Putative “wonder material” graphene is starting to show up in novel approaches to the design of air quality sensors, the latest being a demonstration concept announced by the National Physical Laboratory (NPL) in December.
Described as “a low-cost, low-energy consuming NO2 sensor that measures NO2 levels in real-time”, the sensor’s apparent simplicity holds out promise for its near-term deployment in small, commercially available sensors.
The mechanism at its heart exploits graphene’s large surface-to-volume ratio, which means that most of its free electrons reside on the surface of the material. This means that when it interacts with a molecule like NO2, there is a significant transfer of charge, and this makes it possible to measure very low concentrations.
This chemiresistor approach only requires simple electronics to read the signal, according to NPL’s Christos Melios, while allowing measurements of exceedingly low levels of NO2 (e.g. below 10 ppb).
Scientists at NPL worked with partners from the Graphene Flagship, Chalmers University of Technology, the Advanced Institute of Technology, Royal Holloway University and Linköping University, to produce the demonstration concept.
Graphene was grown on silicon carbide and appropriately etched to produce the features of the device, and then fused to a detector chip using tiny metal wires. NPL has developed and demonstrated the novel type of NO2 sensors based on different types of graphene.

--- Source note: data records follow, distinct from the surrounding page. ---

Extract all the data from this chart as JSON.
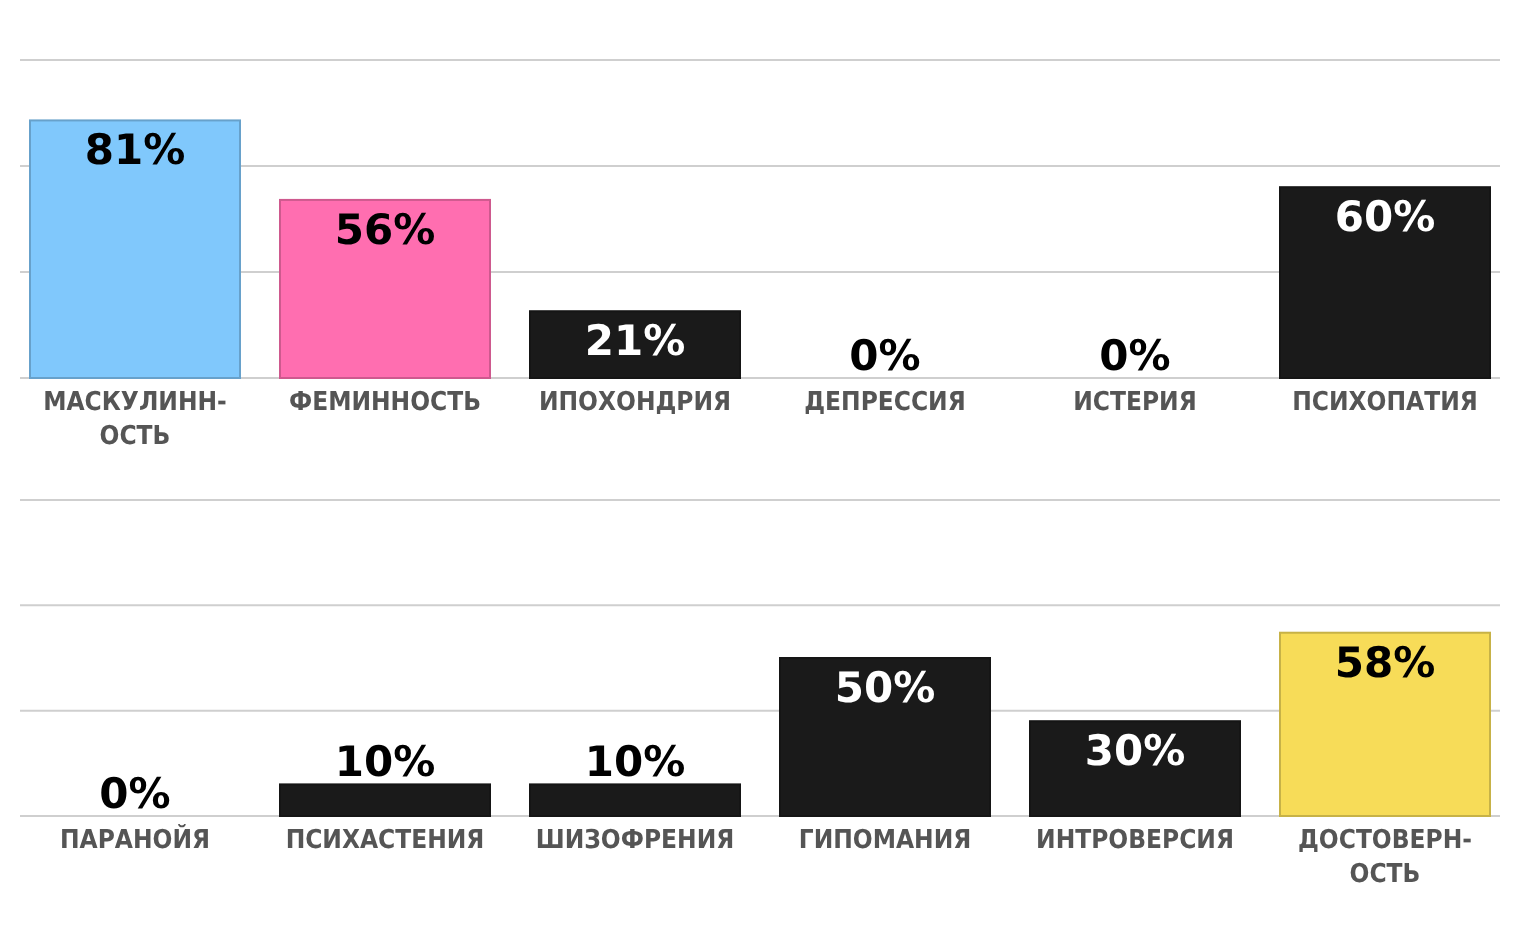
{
  "chart_data": [
    {
      "type": "bar",
      "categories": [
        "МАСКУЛИНН-\nОСТЬ",
        "ФЕМИННОСТЬ",
        "ИПОХОНДРИЯ",
        "ДЕПРЕССИЯ",
        "ИСТЕРИЯ",
        "ПСИХОПАТИЯ"
      ],
      "values": [
        81,
        56,
        21,
        0,
        0,
        60
      ],
      "colors": [
        "#80c8fc",
        "#ff6eb0",
        "#1a1a1a",
        "#1a1a1a",
        "#1a1a1a",
        "#1a1a1a"
      ],
      "ylim": [
        0,
        100
      ],
      "yticks": [
        {
          "value": 0,
          "label": null
        },
        {
          "value": 33.3,
          "label": null
        },
        {
          "value": 66.7,
          "label": null
        },
        {
          "value": 100,
          "label": null
        }
      ],
      "grid": "y",
      "tick_labels": "x",
      "value_labels": [
        "81%",
        "56%",
        "21%",
        "0%",
        "0%",
        "60%"
      ]
    },
    {
      "type": "bar",
      "categories": [
        "ПАРАНОЙЯ",
        "ПСИХАСТЕНИЯ",
        "ШИЗОФРЕНИЯ",
        "ГИПОМАНИЯ",
        "ИНТРОВЕРСИЯ",
        "ДОСТОВЕРН-\nОСТЬ"
      ],
      "values": [
        0,
        10,
        10,
        50,
        30,
        58
      ],
      "colors": [
        "#1a1a1a",
        "#1a1a1a",
        "#1a1a1a",
        "#1a1a1a",
        "#1a1a1a",
        "#f7dc58"
      ],
      "ylim": [
        0,
        100
      ],
      "yticks": [
        {
          "value": 0,
          "label": null
        },
        {
          "value": 33.3,
          "label": null
        },
        {
          "value": 66.7,
          "label": null
        },
        {
          "value": 100,
          "label": null
        }
      ],
      "grid": "y",
      "tick_labels": "x",
      "value_labels": [
        "0%",
        "10%",
        "10%",
        "50%",
        "30%",
        "58%"
      ]
    }
  ]
}
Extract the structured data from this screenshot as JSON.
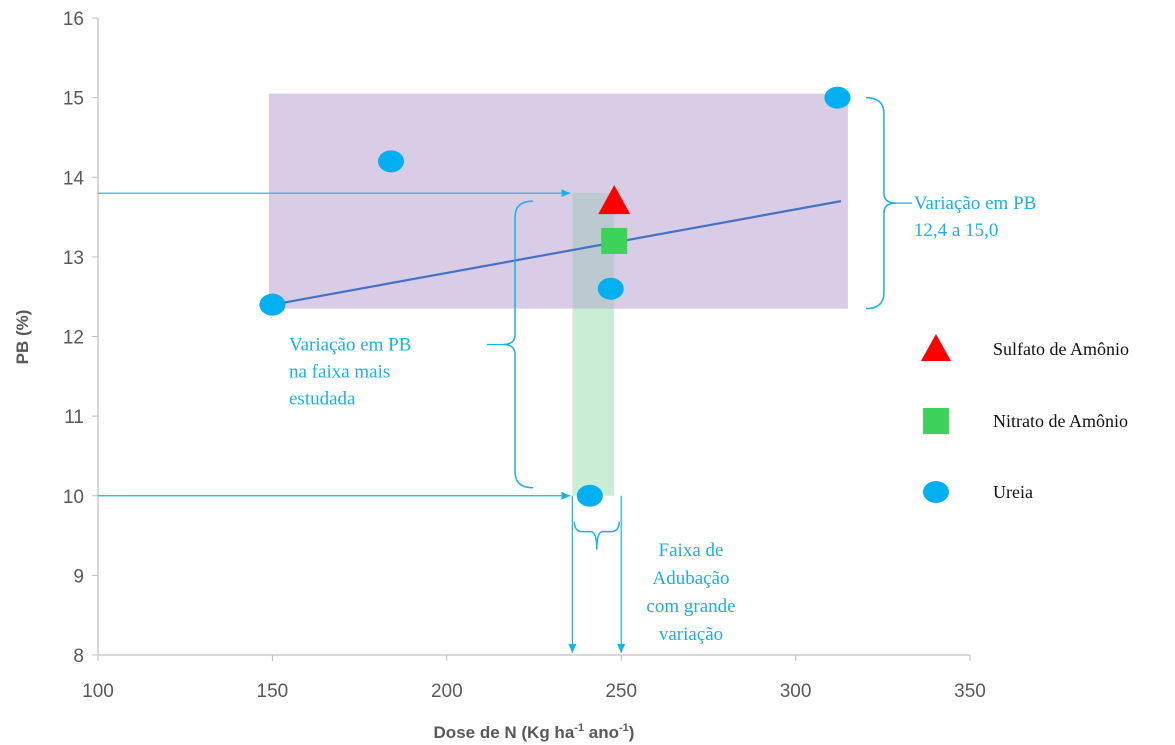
{
  "chart_data": {
    "type": "scatter",
    "xlabel": {
      "main": "Dose de N (Kg ha",
      "sup1": "-1",
      "mid": " ano",
      "sup2": "-1",
      "end": ")"
    },
    "ylabel": "PB (%)",
    "xlim": [
      100,
      350
    ],
    "ylim": [
      8,
      16
    ],
    "x_ticks": [
      100,
      150,
      200,
      250,
      300,
      350
    ],
    "y_ticks": [
      8,
      9,
      10,
      11,
      12,
      13,
      14,
      15,
      16
    ],
    "grid": false,
    "legend_position": "right",
    "series": [
      {
        "name": "Sulfato de Amônio",
        "marker": "triangle",
        "color": "#ff0000",
        "points": [
          {
            "x": 248,
            "y": 13.7
          }
        ]
      },
      {
        "name": "Nitrato de Amônio",
        "marker": "square",
        "color": "#3dd25a",
        "points": [
          {
            "x": 248,
            "y": 13.2
          }
        ]
      },
      {
        "name": "Ureia",
        "marker": "circle",
        "color": "#00b0f0",
        "points": [
          {
            "x": 150,
            "y": 12.4
          },
          {
            "x": 184,
            "y": 14.2
          },
          {
            "x": 241,
            "y": 10.0
          },
          {
            "x": 247,
            "y": 12.6
          },
          {
            "x": 312,
            "y": 15.0
          }
        ]
      }
    ],
    "trendline": {
      "x": [
        150,
        313
      ],
      "y": [
        12.4,
        13.7
      ],
      "color": "#4472c4"
    },
    "regions": [
      {
        "x": [
          149,
          315
        ],
        "y": [
          12.35,
          15.05
        ],
        "color": "#d9cce6",
        "label": "purple-band"
      },
      {
        "x": [
          236,
          248
        ],
        "y": [
          10.0,
          13.8
        ],
        "color": "#c4ebd0",
        "label": "green-band"
      }
    ],
    "annotations": {
      "right_range": [
        "Variação em PB",
        "12,4 a 15,0"
      ],
      "left_range": [
        "Variação em PB",
        "na faixa mais",
        "estudada"
      ],
      "bottom_range": [
        "Faixa de",
        "Adubação",
        "com grande",
        "variação"
      ]
    },
    "guides": {
      "h_arrow_top_y": 13.8,
      "h_arrow_bottom_y": 10.0,
      "v_arrow_left_x": 236,
      "v_arrow_right_x": 250
    }
  }
}
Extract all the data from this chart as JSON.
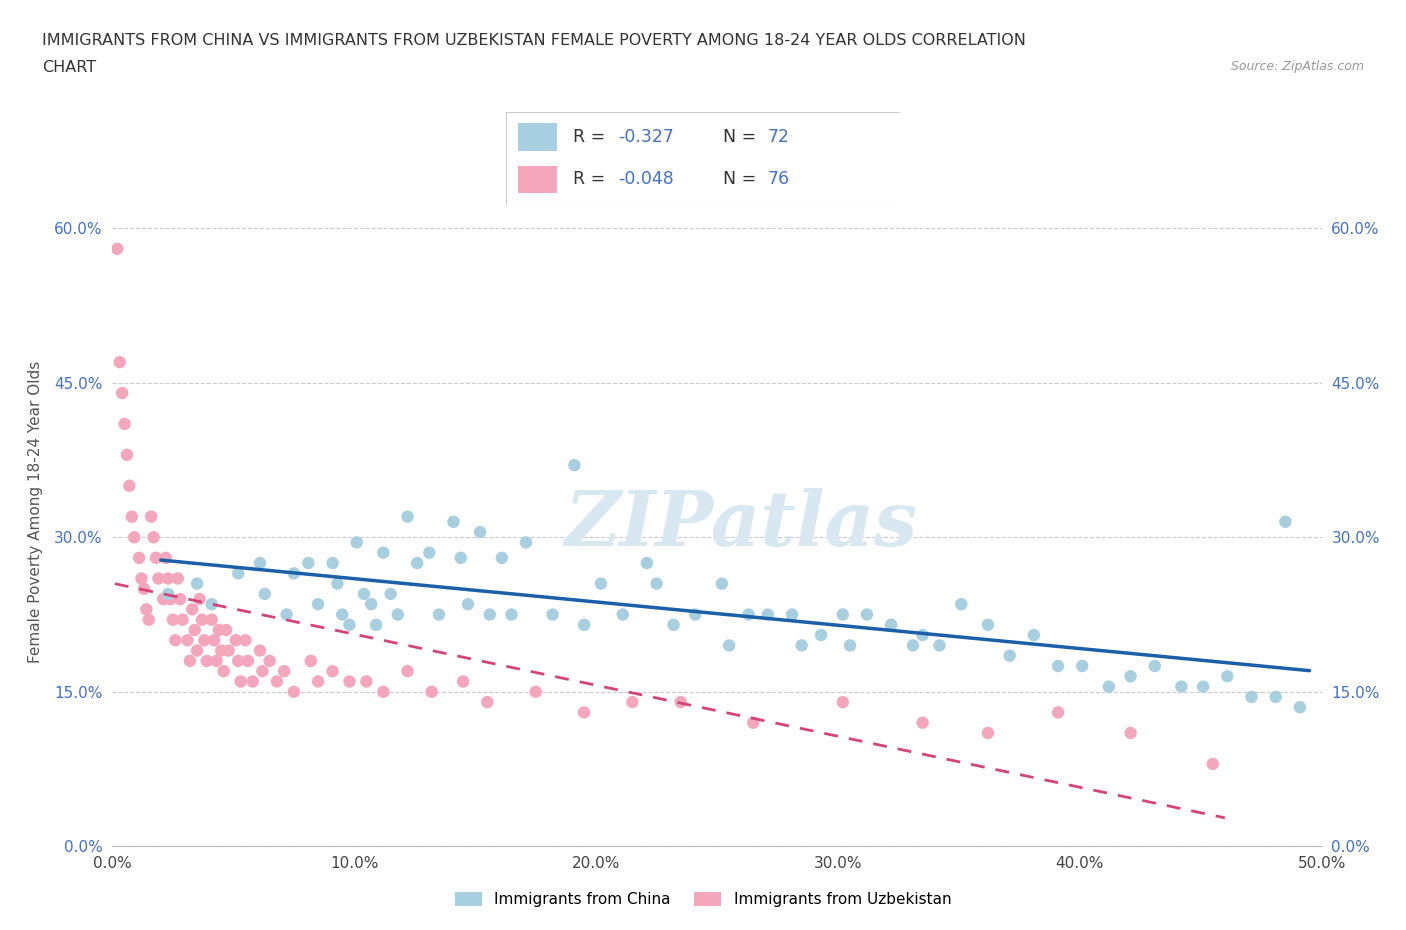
{
  "title_line1": "IMMIGRANTS FROM CHINA VS IMMIGRANTS FROM UZBEKISTAN FEMALE POVERTY AMONG 18-24 YEAR OLDS CORRELATION",
  "title_line2": "CHART",
  "source": "Source: ZipAtlas.com",
  "ylabel": "Female Poverty Among 18-24 Year Olds",
  "xlim": [
    0.0,
    0.5
  ],
  "ylim": [
    0.0,
    0.65
  ],
  "x_ticks": [
    0.0,
    0.1,
    0.2,
    0.3,
    0.4,
    0.5
  ],
  "x_tick_labels": [
    "0.0%",
    "10.0%",
    "20.0%",
    "30.0%",
    "40.0%",
    "50.0%"
  ],
  "y_ticks": [
    0.0,
    0.15,
    0.3,
    0.45,
    0.6
  ],
  "y_tick_labels": [
    "0.0%",
    "15.0%",
    "30.0%",
    "45.0%",
    "60.0%"
  ],
  "china_color": "#a8cfe0",
  "china_color_line": "#1a5fa8",
  "uzbekistan_color": "#f4a7bc",
  "uzbekistan_color_line": "#d44478",
  "china_R": "-0.327",
  "china_N": "72",
  "uzbekistan_R": "-0.048",
  "uzbekistan_N": "76",
  "watermark": "ZIPatlas",
  "legend_label_china": "Immigrants from China",
  "legend_label_uzbekistan": "Immigrants from Uzbekistan",
  "china_x": [
    0.023,
    0.035,
    0.041,
    0.052,
    0.061,
    0.063,
    0.072,
    0.075,
    0.081,
    0.085,
    0.091,
    0.093,
    0.095,
    0.098,
    0.101,
    0.104,
    0.107,
    0.109,
    0.112,
    0.115,
    0.118,
    0.122,
    0.126,
    0.131,
    0.135,
    0.141,
    0.144,
    0.147,
    0.152,
    0.156,
    0.161,
    0.165,
    0.171,
    0.182,
    0.191,
    0.195,
    0.202,
    0.211,
    0.221,
    0.225,
    0.232,
    0.241,
    0.252,
    0.255,
    0.263,
    0.271,
    0.281,
    0.285,
    0.293,
    0.302,
    0.305,
    0.312,
    0.322,
    0.331,
    0.335,
    0.342,
    0.351,
    0.362,
    0.371,
    0.381,
    0.391,
    0.401,
    0.412,
    0.421,
    0.431,
    0.442,
    0.451,
    0.461,
    0.471,
    0.481,
    0.491,
    0.485
  ],
  "china_y": [
    0.245,
    0.255,
    0.235,
    0.265,
    0.275,
    0.245,
    0.225,
    0.265,
    0.275,
    0.235,
    0.275,
    0.255,
    0.225,
    0.215,
    0.295,
    0.245,
    0.235,
    0.215,
    0.285,
    0.245,
    0.225,
    0.32,
    0.275,
    0.285,
    0.225,
    0.315,
    0.28,
    0.235,
    0.305,
    0.225,
    0.28,
    0.225,
    0.295,
    0.225,
    0.37,
    0.215,
    0.255,
    0.225,
    0.275,
    0.255,
    0.215,
    0.225,
    0.255,
    0.195,
    0.225,
    0.225,
    0.225,
    0.195,
    0.205,
    0.225,
    0.195,
    0.225,
    0.215,
    0.195,
    0.205,
    0.195,
    0.235,
    0.215,
    0.185,
    0.205,
    0.175,
    0.175,
    0.155,
    0.165,
    0.175,
    0.155,
    0.155,
    0.165,
    0.145,
    0.145,
    0.135,
    0.315
  ],
  "uzbekistan_x": [
    0.002,
    0.003,
    0.004,
    0.005,
    0.006,
    0.007,
    0.008,
    0.009,
    0.011,
    0.012,
    0.013,
    0.014,
    0.015,
    0.016,
    0.017,
    0.018,
    0.019,
    0.021,
    0.022,
    0.023,
    0.024,
    0.025,
    0.026,
    0.027,
    0.028,
    0.029,
    0.031,
    0.032,
    0.033,
    0.034,
    0.035,
    0.036,
    0.037,
    0.038,
    0.039,
    0.041,
    0.042,
    0.043,
    0.044,
    0.045,
    0.046,
    0.047,
    0.048,
    0.051,
    0.052,
    0.053,
    0.055,
    0.056,
    0.058,
    0.061,
    0.062,
    0.065,
    0.068,
    0.071,
    0.075,
    0.082,
    0.085,
    0.091,
    0.098,
    0.105,
    0.112,
    0.122,
    0.132,
    0.145,
    0.155,
    0.175,
    0.195,
    0.215,
    0.235,
    0.265,
    0.302,
    0.335,
    0.362,
    0.391,
    0.421,
    0.455
  ],
  "uzbekistan_y": [
    0.58,
    0.47,
    0.44,
    0.41,
    0.38,
    0.35,
    0.32,
    0.3,
    0.28,
    0.26,
    0.25,
    0.23,
    0.22,
    0.32,
    0.3,
    0.28,
    0.26,
    0.24,
    0.28,
    0.26,
    0.24,
    0.22,
    0.2,
    0.26,
    0.24,
    0.22,
    0.2,
    0.18,
    0.23,
    0.21,
    0.19,
    0.24,
    0.22,
    0.2,
    0.18,
    0.22,
    0.2,
    0.18,
    0.21,
    0.19,
    0.17,
    0.21,
    0.19,
    0.2,
    0.18,
    0.16,
    0.2,
    0.18,
    0.16,
    0.19,
    0.17,
    0.18,
    0.16,
    0.17,
    0.15,
    0.18,
    0.16,
    0.17,
    0.16,
    0.16,
    0.15,
    0.17,
    0.15,
    0.16,
    0.14,
    0.15,
    0.13,
    0.14,
    0.14,
    0.12,
    0.14,
    0.12,
    0.11,
    0.13,
    0.11,
    0.08
  ]
}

There is a well-demonstrated global need for high sensitivity, low-cost, low-energy consumption miniaturised NO2 gas sensors to be deployed in a dense network and to be used to pinpoint and avoid high pollution hot spots. Such sensors operating in real-time could help to visualise pollution in urban areas with unprecedently high local resolution.
NPL’s Olga Kazakova, states: “Understanding the problem is the first step to solving the problem. If you only monitor certain junctions or roads for NO2 pollution, you do not get an accurate picture of the environment. In order to do this, a dense network must be set up to show the dynamically changing level of pollution through different times of day and year, so you can get to know the real level of critical exposure.”
With the data provided by a dense network of graphene sensors, people could use an app to check how much NO2 they might be exposed to on their planned route, and city councils could use this information to dynamically restrict and divert cars near schools and hospitals.
This would enable governing bodies to adopt smart and flexible restrictive measures in specific areas recognised as being highly pollutive.
The simplicity of the NPL demonstration concept holds out promise for its commercialisation in the near future. An article on Graphene Flagship’s website from October suggests such cheap, adaptable sensors could be set-up across a city – mounted on lampposts and street signs, for example – to “provide a robust network of sensors and create a ‘heat map’ of air quality, collecting real-time pollution data all day and night.”
The article also speculates that pedestrians and cyclists could carry the sensors for personal environmental data monitoring. Olga Kazakova, from the National Physical Laboratory, comments: “Understanding the problem is the first step to solving the problem. If you only monitor some junctions or roads for NO2 pollution, you do not get an accurate picture of the environment. In order to do this, a network must be set up to show the dynamically changing level of pollution through different times of day and year, so you can get to know the real level of critical exposure.”